1. Calculate the function values:
For x = 1:
f(1) = (1)^3 + 3(1) = 1 + 3 = 4
For x = 2:
f(2) = (2)^3 + 3(2) = 8 + 6 = 14
2. Calculate the difference in function values:
Difference in function values = f(2) - f(1) = 14 - 4 = 10
3. Calculate the difference in x-values:
Difference in x-values = 2 - 1 = 1
4. Calculate the rate of change by dividing the difference in function values by the difference in x-values:
Rate of change = Difference in function values / Difference in x-values
= 10 / 1 = 10
Therefore, the rate of change between x = 1 and x = 2 for the function f(x) = x^3 + 3x is 10.

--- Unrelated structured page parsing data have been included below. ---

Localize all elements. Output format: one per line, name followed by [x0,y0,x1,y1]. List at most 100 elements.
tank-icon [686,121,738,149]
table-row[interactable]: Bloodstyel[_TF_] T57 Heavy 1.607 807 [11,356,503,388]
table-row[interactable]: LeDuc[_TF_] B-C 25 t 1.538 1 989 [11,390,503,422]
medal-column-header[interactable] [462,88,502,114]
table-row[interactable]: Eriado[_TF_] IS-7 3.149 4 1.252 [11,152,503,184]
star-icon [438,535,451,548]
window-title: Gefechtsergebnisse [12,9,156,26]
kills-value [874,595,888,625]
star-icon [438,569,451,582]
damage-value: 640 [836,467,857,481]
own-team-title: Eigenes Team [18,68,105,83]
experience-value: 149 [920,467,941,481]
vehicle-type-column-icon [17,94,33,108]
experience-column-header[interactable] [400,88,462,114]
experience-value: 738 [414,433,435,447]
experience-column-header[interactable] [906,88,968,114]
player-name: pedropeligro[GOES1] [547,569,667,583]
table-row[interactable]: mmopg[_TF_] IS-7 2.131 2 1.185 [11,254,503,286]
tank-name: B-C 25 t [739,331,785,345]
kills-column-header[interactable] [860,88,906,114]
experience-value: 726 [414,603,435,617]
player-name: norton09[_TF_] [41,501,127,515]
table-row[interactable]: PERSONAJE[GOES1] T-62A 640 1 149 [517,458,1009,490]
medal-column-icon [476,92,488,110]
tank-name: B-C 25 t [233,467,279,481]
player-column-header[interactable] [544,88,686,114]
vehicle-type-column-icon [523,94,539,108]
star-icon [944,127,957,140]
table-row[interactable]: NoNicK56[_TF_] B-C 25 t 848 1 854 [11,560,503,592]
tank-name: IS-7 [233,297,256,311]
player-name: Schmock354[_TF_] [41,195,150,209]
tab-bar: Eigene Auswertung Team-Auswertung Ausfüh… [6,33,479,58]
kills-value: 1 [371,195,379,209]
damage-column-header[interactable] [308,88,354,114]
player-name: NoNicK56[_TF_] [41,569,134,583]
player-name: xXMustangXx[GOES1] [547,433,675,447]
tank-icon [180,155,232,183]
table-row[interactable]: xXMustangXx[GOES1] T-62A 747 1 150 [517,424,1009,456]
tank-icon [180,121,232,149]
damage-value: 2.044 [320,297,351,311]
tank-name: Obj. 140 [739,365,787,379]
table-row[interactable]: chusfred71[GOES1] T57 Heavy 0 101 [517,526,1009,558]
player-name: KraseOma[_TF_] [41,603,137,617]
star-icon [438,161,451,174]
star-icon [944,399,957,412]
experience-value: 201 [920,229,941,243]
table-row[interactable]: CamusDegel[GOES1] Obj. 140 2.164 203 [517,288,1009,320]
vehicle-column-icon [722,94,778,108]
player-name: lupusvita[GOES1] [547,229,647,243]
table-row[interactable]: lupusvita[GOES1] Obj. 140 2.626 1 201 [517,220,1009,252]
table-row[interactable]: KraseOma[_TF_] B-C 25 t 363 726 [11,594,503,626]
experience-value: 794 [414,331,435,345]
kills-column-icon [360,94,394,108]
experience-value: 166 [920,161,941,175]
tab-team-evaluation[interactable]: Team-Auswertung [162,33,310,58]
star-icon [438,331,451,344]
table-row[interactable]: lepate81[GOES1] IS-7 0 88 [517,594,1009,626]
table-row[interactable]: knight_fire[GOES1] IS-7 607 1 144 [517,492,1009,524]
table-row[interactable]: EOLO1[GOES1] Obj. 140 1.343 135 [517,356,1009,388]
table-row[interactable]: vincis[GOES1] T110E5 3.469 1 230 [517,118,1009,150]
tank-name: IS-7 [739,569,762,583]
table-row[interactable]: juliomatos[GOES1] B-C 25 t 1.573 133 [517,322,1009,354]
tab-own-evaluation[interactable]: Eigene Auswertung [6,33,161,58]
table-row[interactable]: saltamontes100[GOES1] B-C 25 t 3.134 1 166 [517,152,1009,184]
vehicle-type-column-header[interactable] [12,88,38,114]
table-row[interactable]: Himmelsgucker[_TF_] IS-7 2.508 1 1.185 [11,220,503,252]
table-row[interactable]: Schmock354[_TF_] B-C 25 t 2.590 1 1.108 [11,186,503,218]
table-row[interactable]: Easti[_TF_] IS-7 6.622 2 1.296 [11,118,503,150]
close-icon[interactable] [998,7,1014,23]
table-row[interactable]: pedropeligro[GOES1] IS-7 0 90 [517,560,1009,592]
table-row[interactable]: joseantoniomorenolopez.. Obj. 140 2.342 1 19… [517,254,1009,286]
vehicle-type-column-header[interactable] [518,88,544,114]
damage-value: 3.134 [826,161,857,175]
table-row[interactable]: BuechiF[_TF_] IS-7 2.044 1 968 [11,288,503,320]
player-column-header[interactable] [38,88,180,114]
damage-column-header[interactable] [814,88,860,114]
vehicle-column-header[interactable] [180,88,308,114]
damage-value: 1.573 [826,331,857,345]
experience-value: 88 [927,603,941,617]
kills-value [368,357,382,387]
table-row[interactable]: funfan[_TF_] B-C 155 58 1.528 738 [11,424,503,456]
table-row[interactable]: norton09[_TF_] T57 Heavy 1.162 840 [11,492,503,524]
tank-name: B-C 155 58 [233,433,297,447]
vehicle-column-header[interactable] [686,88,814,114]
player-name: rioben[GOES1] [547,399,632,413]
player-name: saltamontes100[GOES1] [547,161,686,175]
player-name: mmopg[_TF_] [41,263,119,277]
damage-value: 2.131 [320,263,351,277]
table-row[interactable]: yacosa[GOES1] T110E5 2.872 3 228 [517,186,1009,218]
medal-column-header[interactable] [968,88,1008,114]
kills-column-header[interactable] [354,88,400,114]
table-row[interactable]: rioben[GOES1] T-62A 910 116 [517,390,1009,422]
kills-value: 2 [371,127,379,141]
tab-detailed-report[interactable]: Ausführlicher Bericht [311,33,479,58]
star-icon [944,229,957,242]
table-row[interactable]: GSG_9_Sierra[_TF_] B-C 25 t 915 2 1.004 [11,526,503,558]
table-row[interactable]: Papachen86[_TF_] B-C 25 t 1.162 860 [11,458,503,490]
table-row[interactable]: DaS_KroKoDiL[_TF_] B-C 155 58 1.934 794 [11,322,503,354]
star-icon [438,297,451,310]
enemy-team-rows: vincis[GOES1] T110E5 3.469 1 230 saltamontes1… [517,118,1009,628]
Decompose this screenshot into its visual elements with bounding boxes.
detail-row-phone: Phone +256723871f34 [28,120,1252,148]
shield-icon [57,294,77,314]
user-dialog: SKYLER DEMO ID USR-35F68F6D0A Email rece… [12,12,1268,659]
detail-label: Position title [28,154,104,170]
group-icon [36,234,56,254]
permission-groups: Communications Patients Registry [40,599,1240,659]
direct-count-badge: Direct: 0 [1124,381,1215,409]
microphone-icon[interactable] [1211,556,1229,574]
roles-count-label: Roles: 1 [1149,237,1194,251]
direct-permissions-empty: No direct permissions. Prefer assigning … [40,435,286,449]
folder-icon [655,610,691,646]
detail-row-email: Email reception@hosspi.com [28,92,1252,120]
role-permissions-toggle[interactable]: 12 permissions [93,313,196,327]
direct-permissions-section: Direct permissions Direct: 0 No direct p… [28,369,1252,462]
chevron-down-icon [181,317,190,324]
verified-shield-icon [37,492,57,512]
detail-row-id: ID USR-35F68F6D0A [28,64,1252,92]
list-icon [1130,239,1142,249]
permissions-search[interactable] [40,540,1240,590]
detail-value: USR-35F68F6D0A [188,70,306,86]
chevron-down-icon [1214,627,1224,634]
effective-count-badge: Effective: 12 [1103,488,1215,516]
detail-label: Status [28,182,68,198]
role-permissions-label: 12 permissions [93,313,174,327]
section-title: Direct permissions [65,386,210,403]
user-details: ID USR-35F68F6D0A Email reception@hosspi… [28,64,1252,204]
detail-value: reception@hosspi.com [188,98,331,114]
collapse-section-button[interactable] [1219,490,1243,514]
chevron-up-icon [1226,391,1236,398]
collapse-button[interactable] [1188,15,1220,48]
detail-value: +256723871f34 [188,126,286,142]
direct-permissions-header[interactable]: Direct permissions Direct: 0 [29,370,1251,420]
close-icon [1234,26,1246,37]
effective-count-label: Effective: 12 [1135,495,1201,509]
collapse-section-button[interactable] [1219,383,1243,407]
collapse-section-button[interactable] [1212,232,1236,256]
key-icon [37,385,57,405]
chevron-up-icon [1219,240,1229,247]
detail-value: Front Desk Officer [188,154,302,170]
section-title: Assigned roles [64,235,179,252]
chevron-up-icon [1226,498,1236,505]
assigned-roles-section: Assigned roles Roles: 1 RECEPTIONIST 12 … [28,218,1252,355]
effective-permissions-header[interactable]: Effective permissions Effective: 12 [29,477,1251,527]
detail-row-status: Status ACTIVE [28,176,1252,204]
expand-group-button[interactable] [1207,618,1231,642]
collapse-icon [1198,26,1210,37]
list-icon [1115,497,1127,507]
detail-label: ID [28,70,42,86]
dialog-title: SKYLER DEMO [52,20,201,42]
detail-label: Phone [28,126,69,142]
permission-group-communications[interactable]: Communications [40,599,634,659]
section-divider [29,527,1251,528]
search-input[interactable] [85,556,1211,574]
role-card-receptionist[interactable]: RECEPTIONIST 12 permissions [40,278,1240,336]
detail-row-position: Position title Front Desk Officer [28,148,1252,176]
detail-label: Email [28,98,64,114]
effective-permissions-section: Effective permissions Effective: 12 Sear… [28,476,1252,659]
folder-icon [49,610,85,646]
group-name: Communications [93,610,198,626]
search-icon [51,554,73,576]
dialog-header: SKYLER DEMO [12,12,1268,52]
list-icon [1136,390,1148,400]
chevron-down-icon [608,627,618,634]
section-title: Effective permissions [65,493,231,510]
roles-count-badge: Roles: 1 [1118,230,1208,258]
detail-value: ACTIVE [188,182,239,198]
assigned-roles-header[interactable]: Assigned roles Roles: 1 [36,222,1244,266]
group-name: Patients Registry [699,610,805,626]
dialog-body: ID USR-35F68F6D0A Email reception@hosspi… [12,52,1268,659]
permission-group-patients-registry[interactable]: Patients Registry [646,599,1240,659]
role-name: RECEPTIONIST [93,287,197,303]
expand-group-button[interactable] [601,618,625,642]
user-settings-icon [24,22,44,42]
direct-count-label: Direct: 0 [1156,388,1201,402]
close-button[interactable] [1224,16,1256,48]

To find the equation of a secant line containing two points, we can use the point-slope form of a linear equation:
1. Plug the x and y values of the two given points into the point-slope form: y - y1 = m(x - x1)
Point 1: (1, f(1)) = (1, 4)
Point 2: (2, f(2)) = (2, 14)
2. Calculate the slope (m):
Slope (m) = (f(2) - f(1)) / (2 - 1) = (14 - 4) / (2 - 1) = 10
3. Choose one of the two points to plug into the point-slope equation. Let's use Point 1 (1, 4):
y - 4 = 10(x - 1)
4. Simplify and rearrange the equation to the standard form (Ax + By = C):
Distribute: y - 4 = 10x - 10
Combine like terms: y = 10x - 6
Therefore, the equation of the secant line containing the points (1, f(1)) and (2, f(2)) is y = 10x - 6.